2. Description of the Related Art

Japanese Unexamined Patent Application Publication No. 2006-094370 discloses a camera-equipped mobile communication terminal device that controls the flickering of the camera by considering frequency information associated with the base station to which the device is connected as frequency information in the location of the device.

SUMMARY

To acquire biological information by capturing an image of a surface of a living organism, it is desirable to do so with a maximum frame rate that ensures stable operation of the terminal device for the image-capturing and also under brightness suited to acquire biological information. However, the light source may exhibit brightness that periodically changes due to the frequency of the power supply to which the light source is connected, which can in some cases be a cause of flickering being observed that is unwanted periodic noise. It is accordingly preferable to both control the exposure time and adjust the sensitivity so as to reduce the flickering, to capture an image of a surface of a living organism under brightness that is suited to acquire biological information. Hence, the present disclosure, in an aspect thereof, has an object to provide a measuring instrument, a measuring method, and a computer-readable storage medium each of which is capable of capturing an image of a surface of a living organism under brightness that is suited to acquire biological information.

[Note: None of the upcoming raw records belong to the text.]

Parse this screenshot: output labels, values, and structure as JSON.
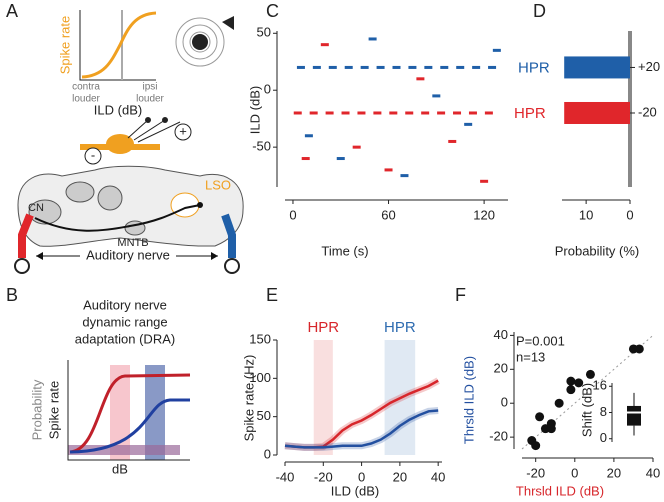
{
  "panel_labels": [
    "A",
    "B",
    "C",
    "D",
    "E",
    "F"
  ],
  "panel_a": {
    "ylabel": "Spike rate",
    "x_left_lines": [
      "contra",
      "louder"
    ],
    "x_right_lines": [
      "ipsi",
      "louder"
    ],
    "xlabel": "ILD (dB)",
    "inhibitory": "-",
    "excitatory": "+",
    "lso": "LSO",
    "cn": "CN",
    "mntb": "MNTB",
    "nerve": "Auditory nerve"
  },
  "panel_b": {
    "title_lines": [
      "Auditory nerve",
      "dynamic range",
      "adaptation (DRA)"
    ],
    "ylabel_probability": "Probability",
    "ylabel": "Spike rate",
    "xlabel": "dB"
  },
  "chart_data": [
    {
      "type": "scatter",
      "xlabel": "Time (s)",
      "ylabel": "ILD (dB)",
      "xlim": [
        -5,
        135
      ],
      "ylim": [
        -85,
        52
      ],
      "xticks": [
        0,
        60,
        120
      ],
      "yticks": [
        50,
        0,
        -50
      ],
      "series": [
        {
          "color": "#1f5fa8",
          "x": [
            5,
            15,
            25,
            35,
            45,
            55,
            65,
            75,
            85,
            95,
            105,
            115,
            125,
            10,
            30,
            50,
            70,
            90,
            110,
            128
          ],
          "y": [
            20,
            20,
            20,
            20,
            20,
            20,
            20,
            20,
            20,
            20,
            20,
            20,
            20,
            -40,
            -60,
            45,
            -75,
            -5,
            -30,
            35
          ]
        },
        {
          "color": "#e0262b",
          "x": [
            3,
            13,
            23,
            33,
            43,
            53,
            63,
            73,
            83,
            93,
            103,
            113,
            123,
            20,
            40,
            60,
            80,
            100,
            120,
            8
          ],
          "y": [
            -20,
            -20,
            -20,
            -20,
            -20,
            -20,
            -20,
            -20,
            -20,
            -20,
            -20,
            -20,
            -20,
            40,
            -50,
            -70,
            10,
            -45,
            -80,
            -60
          ]
        }
      ]
    },
    {
      "type": "bar",
      "orientation": "horizontal",
      "xlabel": "Probability (%)",
      "xlim": [
        15.5,
        0
      ],
      "xticks": [
        10,
        0
      ],
      "ylim": [
        -85,
        52
      ],
      "yticks": [
        {
          "value": 20,
          "label": "+20"
        },
        -20
      ],
      "y": [
        20,
        -20
      ],
      "values": [
        15,
        15
      ],
      "colors": [
        "#1f5fa8",
        "#e0262b"
      ],
      "annotations": [
        "HPR",
        "HPR"
      ]
    },
    {
      "type": "line",
      "xlabel": "ILD (dB)",
      "ylabel": "Spike rate (Hz)",
      "xlim": [
        -40,
        42
      ],
      "ylim": [
        0,
        150
      ],
      "xticks": [
        -40,
        -20,
        0,
        20,
        40
      ],
      "yticks": [
        0,
        50,
        100,
        150
      ],
      "x": [
        -40,
        -35,
        -30,
        -25,
        -20,
        -15,
        -10,
        -5,
        0,
        5,
        10,
        15,
        20,
        25,
        30,
        35,
        40
      ],
      "series": [
        {
          "color": "#d7262b",
          "values": [
            12,
            11,
            10,
            10,
            11,
            20,
            32,
            40,
            45,
            52,
            60,
            68,
            74,
            80,
            85,
            90,
            97
          ]
        },
        {
          "color": "#2350a0",
          "values": [
            12,
            11,
            10,
            10,
            10,
            11,
            12,
            12,
            12,
            15,
            20,
            28,
            38,
            46,
            52,
            57,
            58
          ]
        }
      ],
      "bands": [
        {
          "label": "HPR",
          "range": [
            -25,
            -15
          ],
          "color": "#d7262b"
        },
        {
          "label": "HPR",
          "range": [
            12,
            28
          ],
          "color": "#2d6bb0"
        }
      ]
    },
    {
      "type": "scatter",
      "xlabel": "Thrsld ILD (dB)",
      "ylabel": "Thrsld ILD (dB)",
      "xlabel_color": "#d7262b",
      "ylabel_color": "#2350a0",
      "xlim": [
        -27,
        40
      ],
      "ylim": [
        -27,
        42
      ],
      "xticks": [
        -20,
        0,
        20,
        40
      ],
      "yticks": [
        -20,
        0,
        20,
        40
      ],
      "x": [
        -22,
        -20,
        -18,
        -15,
        -12,
        -12,
        -8,
        -2,
        -2,
        2,
        8,
        30,
        33
      ],
      "y": [
        -22,
        -25,
        -8,
        -15,
        -12,
        -15,
        0,
        13,
        8,
        12,
        17,
        32,
        32
      ],
      "annotations": [
        "P=0.001",
        "n=13"
      ],
      "inset": {
        "type": "box",
        "ylabel": "Shift (dB)",
        "ylim": [
          -1,
          17
        ],
        "yticks": [
          0,
          8,
          16
        ],
        "whislo": 1,
        "q1": 4,
        "med": 8,
        "q3": 10,
        "whishi": 14
      }
    }
  ]
}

The present disclosure, in an aspect thereof, is directed to a measuring instrument including: an image-capturing unit configured to acquire a moving image by performing image capturing on a living organism; a pixel value calculation unit configured to calculate, from each of images constituting the moving image, a representative value of pixel values of pixels in a target region containing an optical image of the living organism; and an image-capturing control unit configured to specify an exposure time and a sensitivity based on an optimal frame rate and the representative value so that the representative value falls within a prescribed range, wherein the image-capturing unit performs the image capturing on the living organism with the optimal frame rate, the exposure time, and the sensitivity.

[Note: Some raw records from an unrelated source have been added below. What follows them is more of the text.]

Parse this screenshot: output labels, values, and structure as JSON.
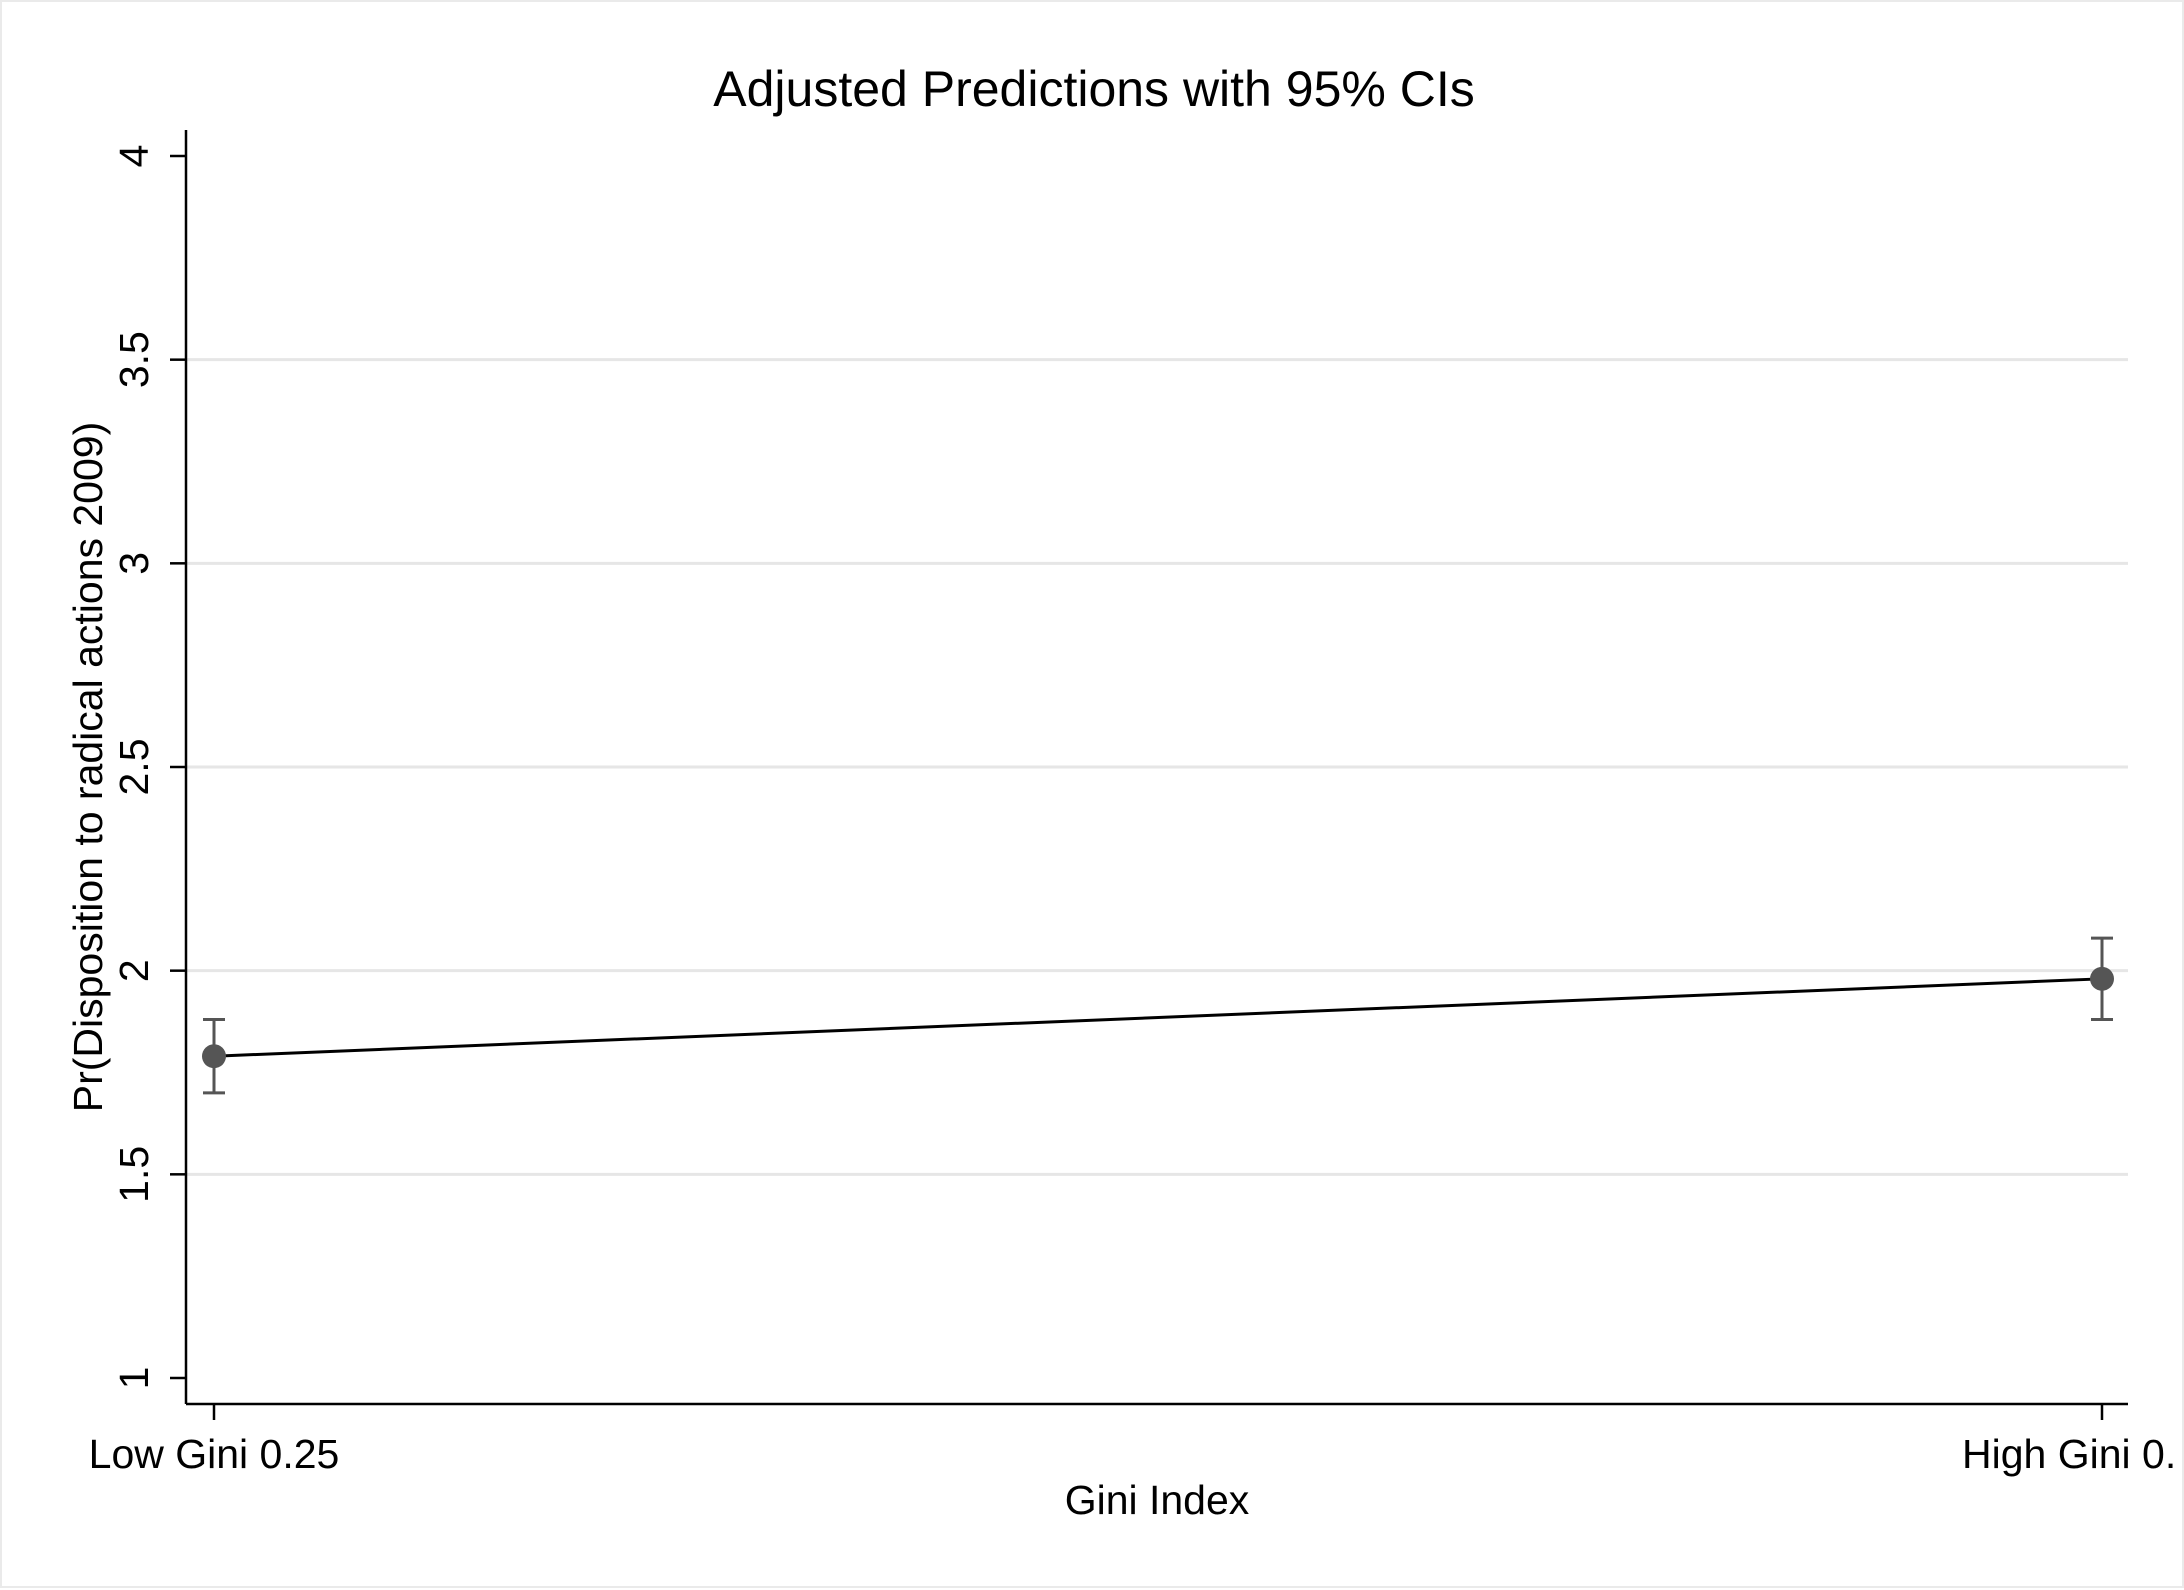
{
  "chart_data": {
    "type": "line",
    "title": "Adjusted Predictions with 95% CIs",
    "xlabel": "Gini Index",
    "ylabel": "Pr(Disposition to radical actions 2009)",
    "categories": [
      "Low Gini 0.25",
      "High Gini 0."
    ],
    "series": [
      {
        "values": [
          1.79,
          1.98
        ],
        "ci_lower": [
          1.7,
          1.88
        ],
        "ci_upper": [
          1.88,
          2.08
        ]
      }
    ],
    "ylim": [
      1,
      4
    ],
    "yticks": [
      1,
      1.5,
      2,
      2.5,
      3,
      3.5,
      4
    ],
    "ytick_labels": [
      "1",
      "1.5",
      "2",
      "2.5",
      "3",
      "3.5",
      "4"
    ],
    "grid": true,
    "legend": "none",
    "colors": {
      "line": "#000000",
      "marker": "#555555",
      "ci": "#555555",
      "grid": "#e6e6e6",
      "axis": "#000000"
    }
  }
}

The present disclosure, in an aspect thereof, is directed to a measuring method including: a step of acquiring a moving image by performing image capturing on a living organism; a step of calculating, from each of images constituting the moving image, a representative value of pixel values of pixels in a target region containing an optical image of the living organism; and a step of specifying an exposure time and a sensitivity based on an optimal frame rate and the representative value so that the representative value falls within a prescribed range, wherein in the step of acquiring the moving image, the image capturing is performed on the living organism with the optimal frame rate, the exposure time, and the sensitivity.

The present disclosure, in an aspect thereof, is directed to a computer-readable storage medium containing a program configured to cause a computer to perform: a function of acquiring a moving image by performing image capturing on a living organism; a function of calculating, from each of images constituting the moving image, a representative value of pixel values of pixels in a target region containing an optical image of the living organism; a function of specifying an exposure time and a sensitivity based on an optimal frame rate and the representative value so that the representative value falls within a prescribed range; and a function of calculating a pulse wave signal from a temporal change in the representative value, wherein in the function of acquiring the moving image, the image capturing is performed on the living organism with the optimal frame rate, the exposure time, and the sensitivity.

BRIEF DESCRIPTION OF THE DRAWINGS

FIG. 1 is an illustration of an exemplary usage mode of a measuring instrument.

FIG. 2 is a block diagram of an exemplary structure of a measuring instrument.

FIG. 3 is a diagram showing exemplary flickering-related information.

FIG. 4 is a flow chart representing an exemplary operation of a measuring instrument in accordance with Embodiment 1.

FIG. 5 is a flow chart representing exemplary adjustment of an image-capturing parameter.

FIG. 6 is a flow chart representing exemplary adjustment of the image-capturing parameter, which is a continuation of FIG. 5.

FIG. 7 is a block diagram of an exemplary structure of a measuring instrument in accordance with Embodiment 2.

FIG. 8 is a diagram of an exemplary frame rate table.

FIG. 9 is a flow chart representing an exemplary operation of the measuring instrument in accordance with Embodiment 2.

FIG. 10 is a block diagram of an exemplary structure of an measuring instrument in accordance with Embodiment 3.

FIG. 11 is a flow chart representing an exemplary operation of the measuring instrument in accordance with Embodiment 3.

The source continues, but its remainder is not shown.